L’objectif de cet apprentissage est de former les volontaires à la taille de la vigne dans le respect de la réglementation locale en vigueur.
Les candidats abordent quatre types de taille : le Chablis, le Cordon de Royat, la Vallée de Marne et le Guyot et passent également quatre épreuves. Une épreuve écrite, une épreuve pratique en Chablis, une épreuve pratique en Cordon de Royat et un oral. Chaque épreuve pratique est chronométrée et effectuée sous les yeux de trois jurys.
A l’issue de la formation, le Concours de taille validera les compétences acquises.
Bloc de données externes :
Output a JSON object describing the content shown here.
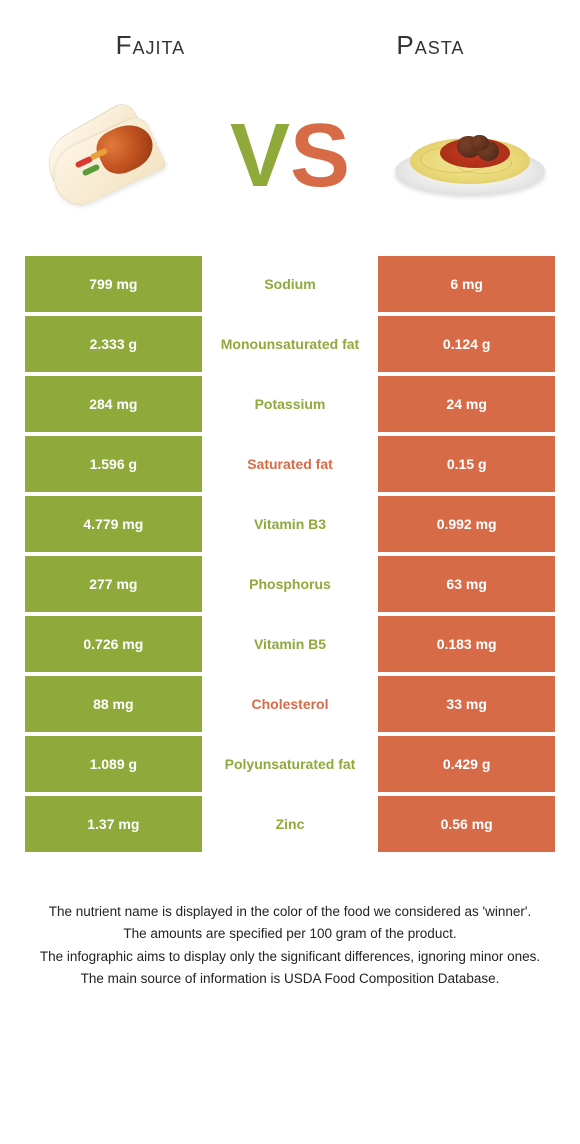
{
  "colors": {
    "left": "#8fa93a",
    "right": "#d86b47",
    "background": "#ffffff"
  },
  "titles": {
    "left": "Fajita",
    "right": "Pasta"
  },
  "vs": {
    "v": "V",
    "s": "S"
  },
  "rows": [
    {
      "left": "799 mg",
      "label": "Sodium",
      "right": "6 mg",
      "winner": "left"
    },
    {
      "left": "2.333 g",
      "label": "Monounsaturated fat",
      "right": "0.124 g",
      "winner": "left"
    },
    {
      "left": "284 mg",
      "label": "Potassium",
      "right": "24 mg",
      "winner": "left"
    },
    {
      "left": "1.596 g",
      "label": "Saturated fat",
      "right": "0.15 g",
      "winner": "right"
    },
    {
      "left": "4.779 mg",
      "label": "Vitamin B3",
      "right": "0.992 mg",
      "winner": "left"
    },
    {
      "left": "277 mg",
      "label": "Phosphorus",
      "right": "63 mg",
      "winner": "left"
    },
    {
      "left": "0.726 mg",
      "label": "Vitamin B5",
      "right": "0.183 mg",
      "winner": "left"
    },
    {
      "left": "88 mg",
      "label": "Cholesterol",
      "right": "33 mg",
      "winner": "right"
    },
    {
      "left": "1.089 g",
      "label": "Polyunsaturated fat",
      "right": "0.429 g",
      "winner": "left"
    },
    {
      "left": "1.37 mg",
      "label": "Zinc",
      "right": "0.56 mg",
      "winner": "left"
    }
  ],
  "footer": {
    "line1": "The nutrient name is displayed in the color of the food we considered as 'winner'.",
    "line2": "The amounts are specified per 100 gram of the product.",
    "line3": "The infographic aims to display only the significant differences, ignoring minor ones.",
    "line4": "The main source of information is USDA Food Composition Database."
  }
}
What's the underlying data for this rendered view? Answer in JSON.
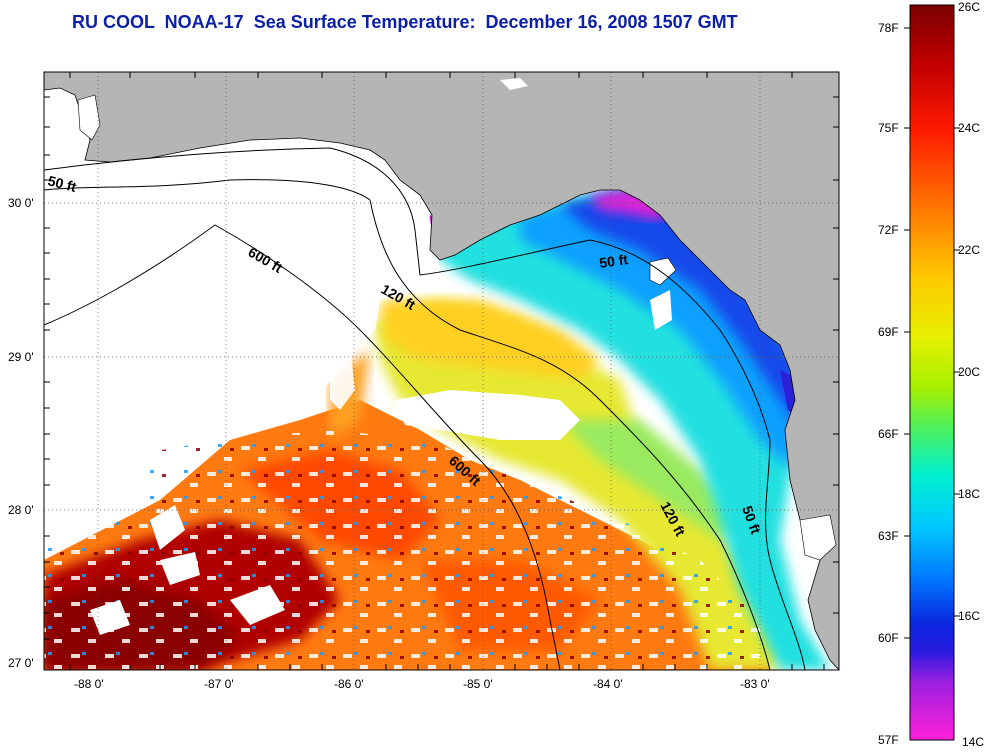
{
  "title": "RU COOL  NOAA-17  Sea Surface Temperature:  December 16, 2008 1507 GMT",
  "axes": {
    "lat_labels": [
      "30 0'",
      "29 0'",
      "28 0'",
      "27 0'"
    ],
    "lon_labels": [
      "-88 0'",
      "-87 0'",
      "-86 0'",
      "-85 0'",
      "-84 0'",
      "-83 0'"
    ]
  },
  "isobaths": [
    {
      "id": "50-west",
      "label": "50 ft"
    },
    {
      "id": "600-north",
      "label": "600 ft"
    },
    {
      "id": "120-north",
      "label": "120 ft"
    },
    {
      "id": "50-east",
      "label": "50 ft"
    },
    {
      "id": "600-south",
      "label": "600 ft"
    },
    {
      "id": "120-south",
      "label": "120 ft"
    },
    {
      "id": "50-south",
      "label": "50 ft"
    }
  ],
  "colorbar": {
    "fahrenheit": [
      "78F",
      "75F",
      "72F",
      "69F",
      "66F",
      "63F",
      "60F",
      "57F"
    ],
    "celsius": [
      "26C",
      "24C",
      "22C",
      "20C",
      "18C",
      "16C",
      "14C"
    ]
  },
  "colors": {
    "title": "#0b1fa8",
    "land": "#b5b5b5",
    "cloud": "#ffffff"
  }
}
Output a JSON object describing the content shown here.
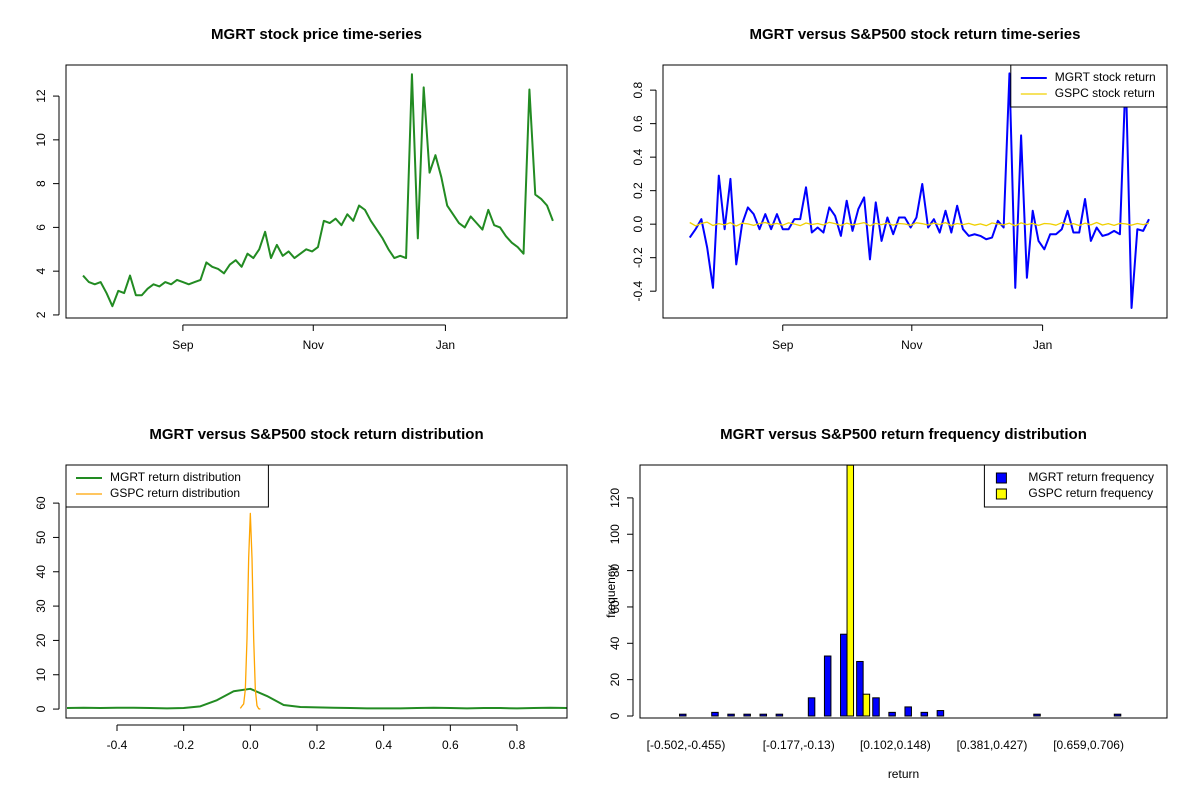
{
  "chart_data": [
    {
      "type": "line",
      "title": "MGRT stock price time-series",
      "series": [
        {
          "color": "#228b22",
          "values": [
            3.8,
            3.5,
            3.4,
            3.5,
            3.0,
            2.4,
            3.1,
            3.0,
            3.8,
            2.9,
            2.9,
            3.2,
            3.4,
            3.3,
            3.5,
            3.4,
            3.6,
            3.5,
            3.4,
            3.5,
            3.6,
            4.4,
            4.2,
            4.1,
            3.9,
            4.3,
            4.5,
            4.2,
            4.8,
            4.6,
            5.0,
            5.8,
            4.6,
            5.2,
            4.7,
            4.9,
            4.6,
            4.8,
            5.0,
            4.9,
            5.1,
            6.3,
            6.2,
            6.4,
            6.1,
            6.6,
            6.3,
            7.0,
            6.8,
            6.3,
            5.9,
            5.5,
            5.0,
            4.6,
            4.7,
            4.6,
            13.0,
            5.5,
            12.4,
            8.5,
            9.3,
            8.3,
            7.0,
            6.6,
            6.2,
            6.0,
            6.5,
            6.2,
            5.9,
            6.8,
            6.1,
            6.0,
            5.6,
            5.3,
            5.1,
            4.8,
            12.3,
            7.5,
            7.3,
            7.0,
            6.3
          ]
        }
      ],
      "xlim": [
        -2.9,
        82.4
      ],
      "xticks": [
        {
          "value": 17,
          "label": "Sep"
        },
        {
          "value": 39.2,
          "label": "Nov"
        },
        {
          "value": 61.7,
          "label": "Jan"
        }
      ],
      "ylim": [
        1.86,
        13.42
      ],
      "yticks": [
        2,
        4,
        6,
        8,
        10,
        12
      ]
    },
    {
      "type": "line",
      "title": "MGRT versus S&P500 stock return time-series",
      "legend": "topright",
      "series": [
        {
          "name": "MGRT stock return",
          "color": "#0000ff",
          "values": [
            null,
            -0.08,
            -0.03,
            0.03,
            -0.14,
            -0.38,
            0.29,
            -0.03,
            0.27,
            -0.24,
            0,
            0.1,
            0.06,
            -0.03,
            0.06,
            -0.03,
            0.06,
            -0.03,
            -0.03,
            0.03,
            0.03,
            0.22,
            -0.05,
            -0.02,
            -0.05,
            0.1,
            0.05,
            -0.07,
            0.14,
            -0.04,
            0.09,
            0.16,
            -0.21,
            0.13,
            -0.1,
            0.04,
            -0.06,
            0.04,
            0.04,
            -0.02,
            0.04,
            0.24,
            -0.02,
            0.03,
            -0.05,
            0.08,
            -0.05,
            0.11,
            -0.03,
            -0.07,
            -0.06,
            -0.07,
            -0.09,
            -0.08,
            0.02,
            -0.02,
            0.9,
            -0.38,
            0.53,
            -0.32,
            0.08,
            -0.1,
            -0.15,
            -0.06,
            -0.06,
            -0.03,
            0.08,
            -0.05,
            -0.05,
            0.15,
            -0.1,
            -0.02,
            -0.07,
            -0.06,
            -0.04,
            -0.06,
            0.9,
            -0.5,
            -0.03,
            -0.04,
            0.03
          ]
        },
        {
          "name": "GSPC stock return",
          "color": "#f0d000",
          "values": [
            null,
            0.01,
            -0.01,
            0.005,
            0.012,
            -0.008,
            0.003,
            -0.004,
            0.009,
            -0.011,
            0.006,
            0.002,
            -0.007,
            0.004,
            0.01,
            -0.003,
            0.005,
            -0.006,
            0.008,
            0.001,
            -0.009,
            0.007,
            -0.002,
            0.004,
            -0.005,
            0.011,
            0.003,
            -0.008,
            0.006,
            -0.004,
            0.002,
            0.009,
            -0.01,
            0.005,
            -0.003,
            0.007,
            -0.006,
            0.004,
            0.001,
            -0.007,
            0.008,
            0.003,
            -0.005,
            0.006,
            -0.002,
            0.009,
            -0.008,
            0.004,
            -0.003,
            0.005,
            -0.006,
            0.002,
            -0.009,
            0.007,
            0.001,
            -0.004,
            0.006,
            -0.01,
            0.008,
            -0.003,
            0.005,
            -0.007,
            0.004,
            0.002,
            -0.006,
            0.009,
            -0.002,
            0.003,
            -0.008,
            0.006,
            -0.004,
            0.01,
            -0.005,
            0.003,
            -0.007,
            0.005,
            0.002,
            -0.006,
            0.004,
            -0.003,
            0.006
          ]
        }
      ],
      "xlim": [
        -3.6,
        83.1
      ],
      "xticks": [
        {
          "value": 17,
          "label": "Sep"
        },
        {
          "value": 39.2,
          "label": "Nov"
        },
        {
          "value": 61.7,
          "label": "Jan"
        }
      ],
      "ylim": [
        -0.56,
        0.95
      ],
      "yticks": [
        -0.4,
        -0.2,
        {
          "value": 0,
          "label": "0.0"
        },
        0.2,
        0.4,
        0.6,
        0.8
      ]
    },
    {
      "type": "line",
      "title": "MGRT versus S&P500 stock return distribution",
      "legend": "topleft",
      "series": [
        {
          "name": "MGRT return distribution",
          "color": "#228b22",
          "x": [
            -0.55,
            -0.5,
            -0.45,
            -0.4,
            -0.35,
            -0.3,
            -0.25,
            -0.2,
            -0.15,
            -0.1,
            -0.05,
            0,
            0.05,
            0.1,
            0.15,
            0.2,
            0.25,
            0.3,
            0.35,
            0.4,
            0.45,
            0.5,
            0.55,
            0.6,
            0.65,
            0.7,
            0.75,
            0.8,
            0.85,
            0.9,
            0.95
          ],
          "values": [
            0.3,
            0.4,
            0.3,
            0.4,
            0.4,
            0.3,
            0.2,
            0.3,
            0.8,
            2.6,
            5.2,
            5.9,
            3.8,
            1.2,
            0.6,
            0.5,
            0.4,
            0.3,
            0.2,
            0.2,
            0.2,
            0.3,
            0.4,
            0.3,
            0.2,
            0.3,
            0.3,
            0.2,
            0.3,
            0.4,
            0.3
          ]
        },
        {
          "name": "GSPC return distribution",
          "color": "#ffa500",
          "x": [
            -0.03,
            -0.025,
            -0.02,
            -0.015,
            -0.01,
            -0.005,
            0,
            0.005,
            0.01,
            0.015,
            0.02,
            0.025,
            0.03
          ],
          "values": [
            0.2,
            0.9,
            1.5,
            5.7,
            20.5,
            44,
            57,
            44,
            20.5,
            5.7,
            1,
            0.1,
            0
          ]
        }
      ],
      "xlim": [
        -0.553,
        0.95
      ],
      "xticks": [
        -0.4,
        -0.2,
        {
          "value": 0,
          "label": "0.0"
        },
        0.2,
        0.4,
        0.6,
        0.8
      ],
      "ylim": [
        -2.6,
        71.1
      ],
      "yticks": [
        0,
        10,
        20,
        30,
        40,
        50,
        60
      ]
    },
    {
      "type": "bar",
      "title": "MGRT versus S&P500 return frequency distribution",
      "legend": "topright",
      "xlabel": "return",
      "ylabel": "frequency",
      "categories": [
        "[-0.502,-0.455)",
        null,
        null,
        null,
        null,
        null,
        null,
        "[-0.177,-0.13)",
        null,
        null,
        null,
        null,
        null,
        "[0.102,0.148)",
        null,
        null,
        null,
        null,
        null,
        "[0.381,0.427)",
        null,
        null,
        null,
        null,
        null,
        "[0.659,0.706)",
        null,
        null,
        null,
        null
      ],
      "series": [
        {
          "name": "MGRT return frequency",
          "color": "#0000ff",
          "values": [
            1,
            0,
            2,
            1,
            1,
            1,
            1,
            0,
            10,
            33,
            45,
            30,
            10,
            2,
            5,
            2,
            3,
            0,
            0,
            0,
            0,
            0,
            1,
            0,
            0,
            0,
            0,
            1,
            0,
            0
          ]
        },
        {
          "name": "GSPC return frequency",
          "color": "#ffff00",
          "values": [
            0,
            0,
            0,
            0,
            0,
            0,
            0,
            0,
            0,
            0,
            138,
            12,
            0,
            0,
            0,
            0,
            0,
            0,
            0,
            0,
            0,
            0,
            0,
            0,
            0,
            0,
            0,
            0,
            0,
            0
          ]
        }
      ],
      "ylim": [
        -1.1,
        138.1
      ],
      "yticks": [
        0,
        20,
        40,
        60,
        80,
        100,
        120
      ]
    }
  ]
}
Seuls 50% des candidats réussissent ce concours très complexe indispensable pour travailler la vigne en Champagne.
Si la formation à la taille est moins formelle dans les autres régions viticoles françaises, il n’en demeure pas moins que la taille reste une étape contrôlée et observée dans beaucoup d’appellations. Le type de taille - et notamment le nombre bourgeons conservés - définit en effet en partie le futur rendement. Il n’est pas étonnant que ces éléments soient inscrits dans le cahier des charges des appellations de prestige.